Wir sind gute alte Freunde. Das heißt, von ihm weiß ich es nicht. Es sind so viele, die ihn ihren Freund nennen, und er stößt ja auch niemand zurück. Da bildet man sich halt ein, die Freundschaft sei gegenseitig.

Denken Sie sich das Verhältnis etwa so: Sie treffen jeden Tag, wenn Sie zur Stadt gehen oder aus der Stadt zurückkommen, einen Nachbar, der denselben Weg hat. Was ist natürlicher, als daß Sie sich mit ihm anbiedern und sich für sein Wohl und Wehe interessieren? Er braucht Ihnen mit keinem Wort gesagt zu haben, daß er Ihr Freund ist, aber wenn das Verhältnis jahrelang ungetrübt gedauert hat, gewöhnen Sie sich an den Gedanken, daß Sie mit ihm in Freundschaft verbunden sind.

In solchem Verhältnis stehen der Park und ich zueinander.

Ich kenne ihn seit Jahrzehnten. Ich weiß, daß die Hartriegelstaude, die an meinem Weg steht, schon jetzt ihre Knospen für nächstes Frühjahr in Bereitschaft hat, also daß sie mit jedem Tag um ein Winziges ausschwellen, den kommenden Frösten zum Trotz. Denn sie wollen, wenn’s gilt, die ersten sein, sie wollen das Rennen machen. Ich kenne die lange Lärche, die ihrem Nachbar in den Armen liegt und zu nachtschlafener Zeit verliebte Töne macht, ich kenne die alte Esche, die sich noch zu erinnern weiß, wie damals der große Ampoleong in Luxemburg so feierlich empfangen wurde, wie kürzlich sein Landsmann Herriot, ich kenne die Silberpappel, die zur Blütezeit ihre Lämmerschwänzchen über den Weg streut, und die kahl- stämmigen schlanken Fichten, durch die die Abendsonne so schön scheint, als hätte Walter Leistikow sie gemalt.

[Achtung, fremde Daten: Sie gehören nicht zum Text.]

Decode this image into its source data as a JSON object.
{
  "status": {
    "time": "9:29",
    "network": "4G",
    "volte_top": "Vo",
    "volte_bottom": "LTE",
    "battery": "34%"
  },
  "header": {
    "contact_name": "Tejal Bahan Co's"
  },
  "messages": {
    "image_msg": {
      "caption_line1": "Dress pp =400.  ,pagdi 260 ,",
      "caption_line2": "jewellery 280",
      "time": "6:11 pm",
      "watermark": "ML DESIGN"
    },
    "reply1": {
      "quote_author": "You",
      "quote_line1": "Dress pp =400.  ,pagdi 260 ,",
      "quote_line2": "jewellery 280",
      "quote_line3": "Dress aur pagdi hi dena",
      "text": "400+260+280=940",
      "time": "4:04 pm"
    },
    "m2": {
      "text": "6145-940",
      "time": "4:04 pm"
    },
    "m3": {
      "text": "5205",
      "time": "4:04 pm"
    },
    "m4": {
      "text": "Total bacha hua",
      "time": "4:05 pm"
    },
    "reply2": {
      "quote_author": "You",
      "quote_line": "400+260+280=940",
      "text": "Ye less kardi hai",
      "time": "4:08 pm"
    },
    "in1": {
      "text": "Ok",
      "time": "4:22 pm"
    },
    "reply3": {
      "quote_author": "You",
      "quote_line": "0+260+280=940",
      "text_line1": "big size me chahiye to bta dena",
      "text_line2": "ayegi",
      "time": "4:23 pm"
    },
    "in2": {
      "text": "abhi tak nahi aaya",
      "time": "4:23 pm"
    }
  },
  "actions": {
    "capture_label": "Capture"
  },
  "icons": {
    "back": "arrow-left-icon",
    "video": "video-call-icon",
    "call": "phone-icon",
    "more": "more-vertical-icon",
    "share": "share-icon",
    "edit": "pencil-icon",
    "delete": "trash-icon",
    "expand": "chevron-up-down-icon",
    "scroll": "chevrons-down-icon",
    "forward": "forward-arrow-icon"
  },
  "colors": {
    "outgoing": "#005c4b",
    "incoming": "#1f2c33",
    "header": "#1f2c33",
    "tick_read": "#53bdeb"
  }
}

Darum freue ich mich im Frühjahr, wenn die wärmere Sonne den Saft wieder herauflockt bis in alle Zweigspitzen, ich freue mich den Sommer über, wenn der Park mit seinen Milliarden grüner Blätterlungen atmet, und ich freue mich der herbstlichen Pracht, in der er im Abstieg des Jahres zur Ruhe geht.

Sie denken wohl, das vollzieht sich nach der unwandelbaren Regel, die einmal ein geistreicher Feuilietonist in einem hiesigen Blatt aufstellte: Im Herbst werden die Blätter welk und fallen von den Bäumen.

Nein, so simplistisch stirbt mein Freund der Park nicht. Es gibt Jahre, wo er eines natürlichen, und Jahre, wo er eines gewaltsamen Todes stirbt.

Dieses Jahr ist er programmäßig eines herrlichen Naturtodes gestorben. Die Laubmassen verfärbten sich langsam, und als sie rot und braun und gelb waren, hingen die Wipfel noch voll Blätter. Sie erinnerten an den weißen Ibsenkopf, auf dem die Haare noch dicht und lebenstrotzig standen, als der Herbst sie schon lange entfärbt hatte. Wochenlang brannte so der Park in üppigster Farbengala, als wartete er auf immer mehr Freunde, die zu ihm kämen, sich an seiner Pracht zu freuen, als müßte er Herrn Batty Fischer Modell stehen zu einem ganzen Album farbiger Photographien.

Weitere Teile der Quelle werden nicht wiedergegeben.